ATS 2014, SAN DIEGO ─ Home testing of obstructive sleep apnea (OSA) followed by initiation of home treatment with an auto-titrating continuous positive airway pressure (CPAP) device reduced costs compared with in-laboratory testing and titration without negatively impacting clinical outcomes, researchers have shown in a new study presented at the American Thoracic Society International Conference.
"While the use of home testing and initiation of CPAP therapy is increasingly common, studies of its cost-effectiveness are scarce," said lead author Charles W. Atwood, Jr., MD, associate professor of medicine at the University of Pittsburgh School of Medicine and director of the Sleep Disorders Program of the VA Pittsburgh Healthcare System. "In our randomized study, sleep-related costs were substantially lower for patients who underwent home testing and treatment initiation than for those who underwent laboratory testing, and this cost saving was accomplished without sacrificing clinical quality."
The study enrolled 296 subjects, 113 of whom began CPAP at home and 110 of whom began in a laboratory. Assessment with the Functional Outcomes of Sleep Questionnaire, a disease-specific quality of life questionnaire designed to assess the impact of sleep disorders on activities of everyday living and the extent to which these abilities are improved by treatment, showed no significant difference in outcomes between groups.
Costs, categorized as sleep-related, pharmaceutical, laboratory, hospital, and other costs, were measured over 2.75 years. The cost of home testing was significantly lower than the cost of lab testing ($4057 vs $4621, p=0.01), Costs did not significantly differ between groups for the other categories.
"Our study confirms that home testing and treatment initiation for sleep disorders can be accomplished cost-effectively without negatively affecting clinical outcomes," said Dr. Atwood. "These results support the continued use of home management of these disorders."
* Please note that numbers in this release may differ slightly from those in the abstract. Many of these investigations are ongoing; the release represents the most up-to-date data available at press time.
Cost-Effectiveness Of Home Management Of Obstructive Sleep Apnea: The Veterans Sleep Apnea Treatment Trial
Type: Scientific Abstract
Category: 16.06 - Sleep Disordered Breathing: Other Outcomes (SRN)

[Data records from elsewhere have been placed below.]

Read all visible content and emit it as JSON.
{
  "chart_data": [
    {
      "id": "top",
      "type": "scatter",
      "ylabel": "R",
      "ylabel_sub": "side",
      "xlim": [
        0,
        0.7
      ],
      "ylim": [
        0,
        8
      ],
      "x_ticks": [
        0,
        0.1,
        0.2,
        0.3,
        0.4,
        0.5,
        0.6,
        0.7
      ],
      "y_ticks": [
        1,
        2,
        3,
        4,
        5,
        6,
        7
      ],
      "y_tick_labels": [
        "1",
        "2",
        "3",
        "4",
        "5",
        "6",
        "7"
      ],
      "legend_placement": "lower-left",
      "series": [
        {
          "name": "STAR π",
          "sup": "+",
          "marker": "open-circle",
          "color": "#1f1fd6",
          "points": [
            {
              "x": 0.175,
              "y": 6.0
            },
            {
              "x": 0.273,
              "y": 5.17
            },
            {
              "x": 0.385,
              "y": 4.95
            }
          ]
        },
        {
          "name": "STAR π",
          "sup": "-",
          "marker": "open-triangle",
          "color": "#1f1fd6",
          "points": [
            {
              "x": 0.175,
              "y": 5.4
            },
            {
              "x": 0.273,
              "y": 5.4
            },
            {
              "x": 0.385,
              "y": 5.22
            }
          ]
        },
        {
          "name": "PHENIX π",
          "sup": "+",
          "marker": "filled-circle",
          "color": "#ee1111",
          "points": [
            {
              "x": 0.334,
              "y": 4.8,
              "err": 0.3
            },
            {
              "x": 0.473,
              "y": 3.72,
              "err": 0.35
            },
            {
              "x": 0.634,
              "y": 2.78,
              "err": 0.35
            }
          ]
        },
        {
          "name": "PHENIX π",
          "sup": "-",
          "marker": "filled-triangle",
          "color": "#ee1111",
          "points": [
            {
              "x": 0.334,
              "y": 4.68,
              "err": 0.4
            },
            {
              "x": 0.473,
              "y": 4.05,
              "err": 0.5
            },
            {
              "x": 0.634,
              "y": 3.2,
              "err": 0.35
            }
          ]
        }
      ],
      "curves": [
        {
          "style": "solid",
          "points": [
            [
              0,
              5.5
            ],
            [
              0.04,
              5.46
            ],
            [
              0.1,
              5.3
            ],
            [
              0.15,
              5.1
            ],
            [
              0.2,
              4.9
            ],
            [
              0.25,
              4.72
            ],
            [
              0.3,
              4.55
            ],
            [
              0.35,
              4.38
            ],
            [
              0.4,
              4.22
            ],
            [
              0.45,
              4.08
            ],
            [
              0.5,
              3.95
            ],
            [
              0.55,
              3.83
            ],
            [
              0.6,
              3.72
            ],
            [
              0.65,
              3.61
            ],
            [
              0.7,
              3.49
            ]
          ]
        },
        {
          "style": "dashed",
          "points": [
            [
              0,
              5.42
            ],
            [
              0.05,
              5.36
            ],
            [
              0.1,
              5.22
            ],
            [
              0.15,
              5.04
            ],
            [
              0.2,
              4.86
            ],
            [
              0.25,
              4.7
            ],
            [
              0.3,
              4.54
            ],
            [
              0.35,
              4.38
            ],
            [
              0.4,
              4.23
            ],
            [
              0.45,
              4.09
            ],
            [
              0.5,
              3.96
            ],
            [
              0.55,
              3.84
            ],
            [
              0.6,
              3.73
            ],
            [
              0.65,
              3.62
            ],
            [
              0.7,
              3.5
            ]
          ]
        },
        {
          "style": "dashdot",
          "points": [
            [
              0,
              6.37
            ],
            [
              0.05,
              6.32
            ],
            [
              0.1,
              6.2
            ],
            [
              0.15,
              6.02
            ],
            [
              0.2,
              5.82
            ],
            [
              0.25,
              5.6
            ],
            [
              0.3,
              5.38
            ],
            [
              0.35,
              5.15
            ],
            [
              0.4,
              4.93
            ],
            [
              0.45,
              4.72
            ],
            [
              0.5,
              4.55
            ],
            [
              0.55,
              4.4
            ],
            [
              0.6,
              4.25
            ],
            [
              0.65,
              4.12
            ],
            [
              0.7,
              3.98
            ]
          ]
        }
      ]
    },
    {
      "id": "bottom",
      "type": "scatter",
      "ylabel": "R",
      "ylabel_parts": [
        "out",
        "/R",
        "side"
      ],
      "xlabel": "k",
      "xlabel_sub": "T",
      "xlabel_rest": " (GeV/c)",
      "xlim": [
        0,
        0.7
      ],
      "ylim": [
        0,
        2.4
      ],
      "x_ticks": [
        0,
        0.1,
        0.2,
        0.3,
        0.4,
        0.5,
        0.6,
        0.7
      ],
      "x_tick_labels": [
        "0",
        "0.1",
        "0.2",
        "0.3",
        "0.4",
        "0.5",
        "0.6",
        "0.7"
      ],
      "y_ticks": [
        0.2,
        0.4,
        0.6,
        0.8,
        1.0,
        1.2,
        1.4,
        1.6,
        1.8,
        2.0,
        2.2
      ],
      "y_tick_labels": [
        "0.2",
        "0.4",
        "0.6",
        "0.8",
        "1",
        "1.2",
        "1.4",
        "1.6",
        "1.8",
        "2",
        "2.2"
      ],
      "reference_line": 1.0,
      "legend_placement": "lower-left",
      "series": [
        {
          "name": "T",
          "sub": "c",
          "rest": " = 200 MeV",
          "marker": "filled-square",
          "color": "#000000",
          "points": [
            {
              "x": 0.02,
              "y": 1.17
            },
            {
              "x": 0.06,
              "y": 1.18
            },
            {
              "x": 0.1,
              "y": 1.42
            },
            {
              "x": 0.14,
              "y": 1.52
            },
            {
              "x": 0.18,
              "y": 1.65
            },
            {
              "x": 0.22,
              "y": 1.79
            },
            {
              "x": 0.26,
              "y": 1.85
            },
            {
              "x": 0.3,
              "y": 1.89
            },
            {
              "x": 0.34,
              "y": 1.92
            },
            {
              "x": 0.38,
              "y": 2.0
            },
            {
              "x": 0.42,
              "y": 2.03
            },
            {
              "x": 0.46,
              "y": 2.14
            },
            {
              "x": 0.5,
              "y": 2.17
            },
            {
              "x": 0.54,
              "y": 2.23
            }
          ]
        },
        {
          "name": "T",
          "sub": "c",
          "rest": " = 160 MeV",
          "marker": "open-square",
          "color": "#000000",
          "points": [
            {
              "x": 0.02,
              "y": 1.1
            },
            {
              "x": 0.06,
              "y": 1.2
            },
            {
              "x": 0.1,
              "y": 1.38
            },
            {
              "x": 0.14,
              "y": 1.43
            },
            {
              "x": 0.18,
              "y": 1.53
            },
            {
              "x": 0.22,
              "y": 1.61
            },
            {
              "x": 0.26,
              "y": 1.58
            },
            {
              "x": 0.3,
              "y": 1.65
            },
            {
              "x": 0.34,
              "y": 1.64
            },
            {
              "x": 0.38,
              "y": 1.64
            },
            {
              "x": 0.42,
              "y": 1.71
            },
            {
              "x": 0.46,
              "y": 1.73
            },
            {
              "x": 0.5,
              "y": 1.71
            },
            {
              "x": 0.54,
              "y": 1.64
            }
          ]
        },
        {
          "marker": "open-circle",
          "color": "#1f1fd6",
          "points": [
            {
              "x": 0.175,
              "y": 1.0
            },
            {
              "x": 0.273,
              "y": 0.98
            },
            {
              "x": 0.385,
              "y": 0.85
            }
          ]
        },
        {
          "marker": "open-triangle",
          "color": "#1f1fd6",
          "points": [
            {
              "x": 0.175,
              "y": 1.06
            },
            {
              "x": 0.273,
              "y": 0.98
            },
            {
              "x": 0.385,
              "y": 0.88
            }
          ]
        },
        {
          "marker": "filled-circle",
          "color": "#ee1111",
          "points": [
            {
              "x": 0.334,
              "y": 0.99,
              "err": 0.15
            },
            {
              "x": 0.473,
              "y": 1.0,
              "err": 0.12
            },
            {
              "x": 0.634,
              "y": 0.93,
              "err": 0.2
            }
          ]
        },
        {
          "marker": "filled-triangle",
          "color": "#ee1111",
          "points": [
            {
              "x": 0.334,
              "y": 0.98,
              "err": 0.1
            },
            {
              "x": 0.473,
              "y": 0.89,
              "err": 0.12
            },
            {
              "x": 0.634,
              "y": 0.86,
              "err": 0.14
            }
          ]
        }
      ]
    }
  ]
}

Authors: C.W. Atwood1, S.T. Kuna2, K.C. Little1, S. Hin2, R. Gupta2, I. Gurubhagavatula2, H. Glick3; 1VA Pittsburgh Healthcare System - Pittsburgh, PA/US, 2Philadelphia VA Medical Center - Philadelphia, PA/US, 3University of Pennsylvania - Philadelphia, PA/US
Rationale: Home sleep apnea testing followed by initiation of CPAP therapy by means of a home auto-titrating CPAP (APAP) trial is an increasingly accepted method of diagnosing and starting therapy for obstructive sleep apnea (OSA). However, there are few data regarding whether such an approach is cost-effective. We performed a randomized clinical trial of home OSA testing followed by a home APAP trial to determine an effective fixed CPAP therapy pressure vs. sleep laboratory testing followed by in-laboratory CPAP titration.
Methods: We conducted a 2 site, randomized, parallel groups study of the functional improvement on CPAP treatment in Veterans with OSA randomized to the standard in-laboratory polysomnography testing (lab group) or home unattended testing (home group). Home testing consisted of an overnight recording with a type 3 portable monitor (Embla) followed by at least 3 nights of using an APAP apparatus (Philips Respironics). Cost data were obtained from case report forms, staff logs, and VA administrative records and were categorized as sleep-related, pharmaceutical, laboratory, hospital, and other costs. We estimated costs per category by use of repeated measure generalized linear models (GLM) with empirically derived links and families. Costs are reported in 2010 dollars and discounted at 3% per year. In sensitivity analysis we also estimated cost differences by use of ordinary least squares regression and GLM with a log link and gamma families to assess whether choice of a statistical model affected our results.
Results: 296 subjects (95% males) were enrolled and 233 were initiated on CPAP (N=110 in-lab; N=113 home). Average age was 51.8±10.4 yr for the lab group and 55.1±10.3 yr for the home group (p=0.02); no other baseline comparisons were significantly different. We found no evidence of clinical inferiority of home testing when assessed by use of the Functional Outcomes of Sleep Questionnaire. However, costs of home testing measured over 2.75 years were $564 lower than lab testing ($4057 vs $4621, p=0.01), while costs for the other 4 categories of cost were not significantly different (p-values ranging between 0.19 and 0.82). Our results were unchanged when we used alternative statistical models to estimate differences in cost.
Conclusion: Home sleep apnea management reduced sleep costs by $564 without increasing other costs or producing clinically inferior outcomes. These data give further support to the use of home sleep apnea management.